Es ist wichtig, immer der Gleiche zu bleiben. Mit oder ohne Kapitänsbinde.

Waldemar Anton

Wie in Stuttgart, wo er in die Fußstapfen keines Geringeren als Wataru Endo getreten ist. Diesmal sei er dazu bereit gewesen. "Man muss bei sich bleiben und so weitermachen wie vorher. Es ist wichtig, immer der Gleiche zu bleiben. Mit oder ohne Kapitänsbinde", erklärt Anton, der die Unterstützung der Mannschaft hat und spürt. "Bei uns darf jeder seine Meinung äußern und auch Kritik anbringen. Das hilft, gute Lösungen zu finden, und funktioniert bei uns sehr gut."

Auch der Japaner war kein großer Redner, führte vor allem mit Leistung und Professionalität. "Die Lautsprecher früherer Tage gibt es heutzutage eigentlich sowieso nicht mehr", meint Wohlgemuth. Dennoch sei der frühere Hannoveraner unverkennbar "lauter als Wataru. Er verschafft sich Gehör, möchte die Verantwortung aber anders vor- und ausleben". Für den Sportdirektor hat Anton die Beförderung gutgetan. "Die neue Positionierung hat ihm nicht geschadet. Er ist einer der vielen wesentlichen Gründe für unsere gute Entwicklung im letzten halben Jahr."
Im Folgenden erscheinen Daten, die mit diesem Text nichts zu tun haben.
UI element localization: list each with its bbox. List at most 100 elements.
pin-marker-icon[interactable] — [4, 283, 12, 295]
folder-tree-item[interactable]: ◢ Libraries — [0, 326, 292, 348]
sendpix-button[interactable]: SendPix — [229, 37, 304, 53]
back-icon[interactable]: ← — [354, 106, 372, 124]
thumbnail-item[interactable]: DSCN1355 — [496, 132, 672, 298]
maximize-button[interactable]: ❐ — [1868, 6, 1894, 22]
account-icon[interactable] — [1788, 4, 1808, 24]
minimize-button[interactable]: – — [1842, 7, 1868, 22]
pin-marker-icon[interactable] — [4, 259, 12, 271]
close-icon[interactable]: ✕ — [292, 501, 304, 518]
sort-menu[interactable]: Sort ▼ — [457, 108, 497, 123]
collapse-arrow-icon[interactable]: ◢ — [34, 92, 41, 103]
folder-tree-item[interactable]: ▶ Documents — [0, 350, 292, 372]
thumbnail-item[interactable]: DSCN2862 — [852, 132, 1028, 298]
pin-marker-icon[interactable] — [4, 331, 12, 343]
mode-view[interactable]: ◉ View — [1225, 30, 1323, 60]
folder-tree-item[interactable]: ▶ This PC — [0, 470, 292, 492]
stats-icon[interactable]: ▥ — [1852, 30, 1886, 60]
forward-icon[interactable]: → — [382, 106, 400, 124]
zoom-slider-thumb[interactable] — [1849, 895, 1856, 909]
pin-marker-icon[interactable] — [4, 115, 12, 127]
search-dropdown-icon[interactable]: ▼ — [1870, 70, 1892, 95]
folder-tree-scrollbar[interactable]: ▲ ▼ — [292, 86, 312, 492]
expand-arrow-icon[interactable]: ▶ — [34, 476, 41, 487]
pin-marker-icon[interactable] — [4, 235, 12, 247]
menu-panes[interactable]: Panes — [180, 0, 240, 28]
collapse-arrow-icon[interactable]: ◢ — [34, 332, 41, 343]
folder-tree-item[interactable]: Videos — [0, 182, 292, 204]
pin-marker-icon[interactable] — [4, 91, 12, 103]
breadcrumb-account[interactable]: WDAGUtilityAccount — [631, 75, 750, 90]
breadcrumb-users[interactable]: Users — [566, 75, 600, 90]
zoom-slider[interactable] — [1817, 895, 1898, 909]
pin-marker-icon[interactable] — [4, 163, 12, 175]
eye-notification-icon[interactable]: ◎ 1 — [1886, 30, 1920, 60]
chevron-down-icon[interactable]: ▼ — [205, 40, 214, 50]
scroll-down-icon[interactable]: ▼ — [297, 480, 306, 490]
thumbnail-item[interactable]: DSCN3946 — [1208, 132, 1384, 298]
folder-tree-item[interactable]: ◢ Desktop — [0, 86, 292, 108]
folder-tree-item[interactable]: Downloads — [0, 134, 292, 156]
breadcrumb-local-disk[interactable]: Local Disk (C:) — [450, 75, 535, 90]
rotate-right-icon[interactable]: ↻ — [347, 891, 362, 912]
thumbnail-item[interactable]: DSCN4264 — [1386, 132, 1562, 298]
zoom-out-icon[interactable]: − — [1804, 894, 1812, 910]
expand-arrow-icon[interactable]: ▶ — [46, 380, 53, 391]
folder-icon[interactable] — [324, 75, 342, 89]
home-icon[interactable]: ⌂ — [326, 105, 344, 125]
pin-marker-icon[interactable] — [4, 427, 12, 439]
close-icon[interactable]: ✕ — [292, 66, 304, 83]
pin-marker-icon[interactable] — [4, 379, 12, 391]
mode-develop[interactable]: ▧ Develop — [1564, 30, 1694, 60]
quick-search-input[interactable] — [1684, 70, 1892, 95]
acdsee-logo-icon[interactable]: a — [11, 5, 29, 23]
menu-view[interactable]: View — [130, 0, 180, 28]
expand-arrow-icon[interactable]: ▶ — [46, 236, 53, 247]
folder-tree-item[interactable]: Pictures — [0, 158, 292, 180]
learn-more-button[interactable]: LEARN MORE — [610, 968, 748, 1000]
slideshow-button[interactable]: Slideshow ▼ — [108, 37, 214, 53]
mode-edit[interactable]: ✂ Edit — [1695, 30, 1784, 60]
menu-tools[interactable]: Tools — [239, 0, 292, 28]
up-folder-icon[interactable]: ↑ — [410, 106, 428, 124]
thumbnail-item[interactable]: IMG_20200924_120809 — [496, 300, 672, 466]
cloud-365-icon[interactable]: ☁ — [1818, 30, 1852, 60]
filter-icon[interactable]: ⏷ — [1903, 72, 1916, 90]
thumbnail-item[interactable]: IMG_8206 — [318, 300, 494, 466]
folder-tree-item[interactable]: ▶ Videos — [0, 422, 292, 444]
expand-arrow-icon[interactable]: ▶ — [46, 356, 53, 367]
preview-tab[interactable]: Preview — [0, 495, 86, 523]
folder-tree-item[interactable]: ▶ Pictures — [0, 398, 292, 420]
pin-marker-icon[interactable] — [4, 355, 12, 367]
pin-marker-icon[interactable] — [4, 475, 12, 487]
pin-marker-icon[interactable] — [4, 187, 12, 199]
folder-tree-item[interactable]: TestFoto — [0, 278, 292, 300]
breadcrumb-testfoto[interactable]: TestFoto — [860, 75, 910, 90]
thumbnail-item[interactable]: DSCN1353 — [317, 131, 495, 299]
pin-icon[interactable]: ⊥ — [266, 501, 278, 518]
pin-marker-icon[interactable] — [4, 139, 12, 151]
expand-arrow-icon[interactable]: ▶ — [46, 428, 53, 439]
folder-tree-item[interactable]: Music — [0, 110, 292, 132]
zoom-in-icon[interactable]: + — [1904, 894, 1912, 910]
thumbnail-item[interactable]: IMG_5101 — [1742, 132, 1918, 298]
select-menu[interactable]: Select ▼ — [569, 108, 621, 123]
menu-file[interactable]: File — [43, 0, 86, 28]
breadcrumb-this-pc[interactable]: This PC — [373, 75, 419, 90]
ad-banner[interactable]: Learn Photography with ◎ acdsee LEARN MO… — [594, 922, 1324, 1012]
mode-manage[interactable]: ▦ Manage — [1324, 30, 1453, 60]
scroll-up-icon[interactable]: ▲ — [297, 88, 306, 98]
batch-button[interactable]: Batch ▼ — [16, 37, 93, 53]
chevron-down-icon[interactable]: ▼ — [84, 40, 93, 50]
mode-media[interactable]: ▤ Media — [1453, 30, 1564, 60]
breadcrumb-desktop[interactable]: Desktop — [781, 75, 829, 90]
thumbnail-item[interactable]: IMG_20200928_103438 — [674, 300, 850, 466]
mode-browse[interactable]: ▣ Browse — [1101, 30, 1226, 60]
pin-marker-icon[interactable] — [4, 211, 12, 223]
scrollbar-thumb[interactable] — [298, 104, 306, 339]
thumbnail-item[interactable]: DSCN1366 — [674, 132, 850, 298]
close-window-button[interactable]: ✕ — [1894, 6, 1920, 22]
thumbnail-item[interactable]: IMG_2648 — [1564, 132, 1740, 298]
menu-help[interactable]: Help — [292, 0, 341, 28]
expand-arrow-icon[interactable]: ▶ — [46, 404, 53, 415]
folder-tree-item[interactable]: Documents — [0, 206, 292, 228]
Leverkusen ist weiter dran - doch Anton scheint einer Verlängerung nicht abgeneigt

Die logischerweise nicht unbemerkt bleibt. In diesem Jahr zeigte bereits Bayer Leverkusen Interesse und legte dieses auf Wiedervorlage für kommenden Sommer. Der VfL Wolfsburg wurde sogar konkreter, fand aber kein Gehör. Auch aus dem Ausland kommen Lockrufe. Die bisher abgeblockt wurden. Anton soll vorzeitig seinen bis 2025 laufenden Kontrakt verlängern. Und scheint auch nicht abgeneigt. Erste Gespräche wurden geführt. "Im Fußball kann es schnell gehen", meint der 27-Jährige, der eine Tendenz pro Stuttgart durchblicken lässt. "Ich bin sehr froh, beim VfB zu sein und das Vertrauen zu spüren. Solange meine Familie und ich glücklich sind, wird es schwer, den VfB zu verlassen." Er sagt es, als würde das Goldfischglas vor ihm stehen.